Friday, May 2, 2008

By the look on his face I could tell that there was something wrong. First for the fact that I was receiving a called at 2:00 clock in the morning. Being told that I had to go to the hospital because there was an accident. The second because it was 9:00 and I still hadn’t heard anything so I was getting nervous. A sweat broke out on my face as he started to walk over. He looked distant but determined at the same time. He took no time getting straight to the point.
Now when I first received the call I thought that it was just Jeremy calling to say that he was staying over a friend’s house but when I found out who it was my mind began to race thinking the worse things possible. After finding out that there had been an accident I immediately jumped out off the bed and got dressed as I told my husband what happen.
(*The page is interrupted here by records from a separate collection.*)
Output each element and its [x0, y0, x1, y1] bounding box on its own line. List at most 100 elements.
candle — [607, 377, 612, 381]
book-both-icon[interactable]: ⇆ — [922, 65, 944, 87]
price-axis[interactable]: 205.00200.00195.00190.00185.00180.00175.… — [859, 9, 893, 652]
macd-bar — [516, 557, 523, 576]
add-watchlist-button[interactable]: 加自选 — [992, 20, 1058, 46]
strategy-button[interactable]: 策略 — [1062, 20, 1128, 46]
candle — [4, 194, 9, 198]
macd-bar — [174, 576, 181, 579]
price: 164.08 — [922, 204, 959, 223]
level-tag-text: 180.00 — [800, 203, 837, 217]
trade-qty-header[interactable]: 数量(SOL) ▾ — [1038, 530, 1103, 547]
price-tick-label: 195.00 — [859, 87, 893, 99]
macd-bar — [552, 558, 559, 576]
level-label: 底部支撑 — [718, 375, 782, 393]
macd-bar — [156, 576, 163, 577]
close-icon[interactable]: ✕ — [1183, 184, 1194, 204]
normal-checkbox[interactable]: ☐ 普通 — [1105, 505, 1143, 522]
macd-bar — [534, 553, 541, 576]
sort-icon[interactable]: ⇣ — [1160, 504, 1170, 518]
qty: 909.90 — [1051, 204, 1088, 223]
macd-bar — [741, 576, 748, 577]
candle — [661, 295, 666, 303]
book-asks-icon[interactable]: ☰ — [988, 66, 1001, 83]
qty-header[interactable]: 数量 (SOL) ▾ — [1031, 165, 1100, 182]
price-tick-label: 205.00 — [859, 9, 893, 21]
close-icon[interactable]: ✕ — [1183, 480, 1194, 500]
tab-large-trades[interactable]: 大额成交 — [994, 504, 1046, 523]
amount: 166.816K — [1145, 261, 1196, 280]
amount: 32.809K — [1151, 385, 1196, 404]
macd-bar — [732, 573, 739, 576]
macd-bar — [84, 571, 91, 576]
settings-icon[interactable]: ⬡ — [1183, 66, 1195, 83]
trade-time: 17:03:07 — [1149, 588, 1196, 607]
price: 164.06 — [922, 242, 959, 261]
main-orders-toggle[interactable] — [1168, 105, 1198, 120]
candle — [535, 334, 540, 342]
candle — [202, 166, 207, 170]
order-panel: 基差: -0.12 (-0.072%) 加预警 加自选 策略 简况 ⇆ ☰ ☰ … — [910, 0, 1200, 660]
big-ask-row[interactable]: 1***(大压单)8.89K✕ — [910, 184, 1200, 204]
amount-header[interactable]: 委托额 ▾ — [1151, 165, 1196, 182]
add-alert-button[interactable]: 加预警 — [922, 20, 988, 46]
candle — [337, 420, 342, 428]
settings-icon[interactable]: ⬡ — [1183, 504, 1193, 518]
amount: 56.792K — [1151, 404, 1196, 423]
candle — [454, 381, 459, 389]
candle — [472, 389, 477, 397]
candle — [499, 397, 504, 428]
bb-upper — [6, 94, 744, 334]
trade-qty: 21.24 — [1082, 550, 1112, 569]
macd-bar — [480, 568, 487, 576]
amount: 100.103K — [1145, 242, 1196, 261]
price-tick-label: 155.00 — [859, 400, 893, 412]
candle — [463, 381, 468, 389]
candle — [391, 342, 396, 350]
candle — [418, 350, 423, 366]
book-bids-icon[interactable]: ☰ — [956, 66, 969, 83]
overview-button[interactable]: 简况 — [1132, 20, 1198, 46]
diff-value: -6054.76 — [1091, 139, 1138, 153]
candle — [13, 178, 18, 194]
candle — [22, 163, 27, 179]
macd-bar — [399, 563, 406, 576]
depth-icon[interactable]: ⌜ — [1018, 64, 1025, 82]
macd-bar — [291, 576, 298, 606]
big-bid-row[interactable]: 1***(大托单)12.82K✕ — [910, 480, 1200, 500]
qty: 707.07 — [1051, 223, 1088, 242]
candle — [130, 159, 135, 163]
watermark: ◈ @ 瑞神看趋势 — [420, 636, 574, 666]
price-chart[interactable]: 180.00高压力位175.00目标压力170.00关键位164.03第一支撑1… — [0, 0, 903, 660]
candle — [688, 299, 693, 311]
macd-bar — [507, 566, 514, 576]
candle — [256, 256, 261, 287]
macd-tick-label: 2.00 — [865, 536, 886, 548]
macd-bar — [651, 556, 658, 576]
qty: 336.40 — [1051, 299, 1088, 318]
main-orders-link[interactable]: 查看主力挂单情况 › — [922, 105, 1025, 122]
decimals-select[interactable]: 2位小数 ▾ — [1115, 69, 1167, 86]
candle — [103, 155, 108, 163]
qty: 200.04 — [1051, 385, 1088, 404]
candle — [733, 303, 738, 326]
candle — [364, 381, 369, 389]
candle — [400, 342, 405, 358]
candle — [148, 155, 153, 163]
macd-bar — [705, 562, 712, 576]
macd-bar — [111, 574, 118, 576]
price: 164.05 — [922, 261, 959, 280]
At first I didn’t want to think that it was to serious so I tried to psych myself into thinking that everything was fine while my gut was telling me otherwise.
“Hello this is Officer Smith speaking I would like to speak to the parent of Jeremy if at all possible.”
“Yes this is his mother how can I help you?”
“Well ma’am I’m sorry to have to tell you but Jeremy has been in an head on collision and we aren’t quite sure what is going to happen. Know what’s going to happen the ambulance has just come to get him.”
“Wait what happen he what is he okay. How did this happen?”
“Ma’am where not sure right now what happen but we do know that right now he is responsive but that might now be for very long. We’re not to sure we’ll have to see ma’am.”
After hearing that I know that I should have been more concerned. But something in me just would not let me go there it would not allow my mind think that something this bad was happen to my baby. He is such a good boy how could this happen to him. He does good in school gets good grades, plays quarterback on the football team and just all around a good kid what could have possible happen this night that was different from all the others. Well I remember thinking that I would find out soon enough, and I did.
As soon as my husband and I walked through the emergency room we saw a tall lanky man standing there in a white coat as though he was looking for someone. Soon I would find out that it was Doctor Maller the doctor for the night that was taking care of Jeremy. As soon as he saw us he walked straight over to us.
“Do you happen to be Mr. and Mrs. Roman?” the doctor questioned.
“Yes. We are how can we help you?” I answered first wanting to get straight to the point.
Well Ma’am I’m Dr. Maller the pediatrics here at the hospital. Since Jeremy has been watching him closely. Its tough and go right now but were going to have to do more tests.”
“So you’re telling me my son was in an accident and you’re still trying to do tests. What is wrong with my baby I want to see him I want to see my baby?”
I was saying this as my husband started to pull me into his arms to comfort me. Pulling me in his arms as I started to cry. This could not be happening this could not happen to my child my baby.
I can remember this moment specifically and only hearing the doctor say softly “I give you to a moment alone. “ He said then immediately walked away. When he came back I was composed enough to talk and he described to me what he thought was going on and that they still weren’t going to do surgery because they didn’t want to make the injuries worse. They needed to do surgery though because there seem to be a problem with his legs and they wanted to go in to see what the problem was. After a couple more hours of waiting it finally seemed like they were going to let us in it seemed as though Jeremy woke up and wanted to see us. As soon as we walked in he sat right up in the bed.
“Hi, Mom and Dad. I know what your thinking but I was just trying to be responsible….” But before he could finish I rushed over to him in that bed and gave him a bigger hug then I have ever given him in his life. And he in return reciprocated. We stood there for a while just holding each other and I thought back to when he was younger and always before bed he would want to give me a hug.
I will never forget what happened after that night because it changed my life forever. After leaving the hospital that night we got another call saying that they were going to do surgery but they just needed consent from us. They also said that we would not have to come back to the hospital though. The next day when we went to the hospital we were relieved to hear that all they had to do was take the glass out of his legs but there was some more serious problems. Before I could ask what the nurse meant Dr. Maller came out.
“Mr. and Mrs. Roman I’m sorry to tell you this but there has been some effects from the car accident that will affect Jeremy for the rest of his life. When Jeremy got out of the surgery and we went to go touch his legs he said that he could not feel our touch. At first we though that it was just temporary but as the hours went by I went back into his room to check again but he still couldn’t feel anything. I think that because of the impact of the other car hitting these boys was so bad that it crushed Jeremy’s legs so he will not be able to walk I’m sorry I had to tell you this since you’ve been through so much I just wanted you to know. I am not saying that it will be permanent because I’m not sure myself we just know that right now he will not be able to walk.”
It is a year later now after the doctor told me this news. Jeremy is doing a lot better right now and he is taking physical therapy to get better so we are still hoping and praying for good results.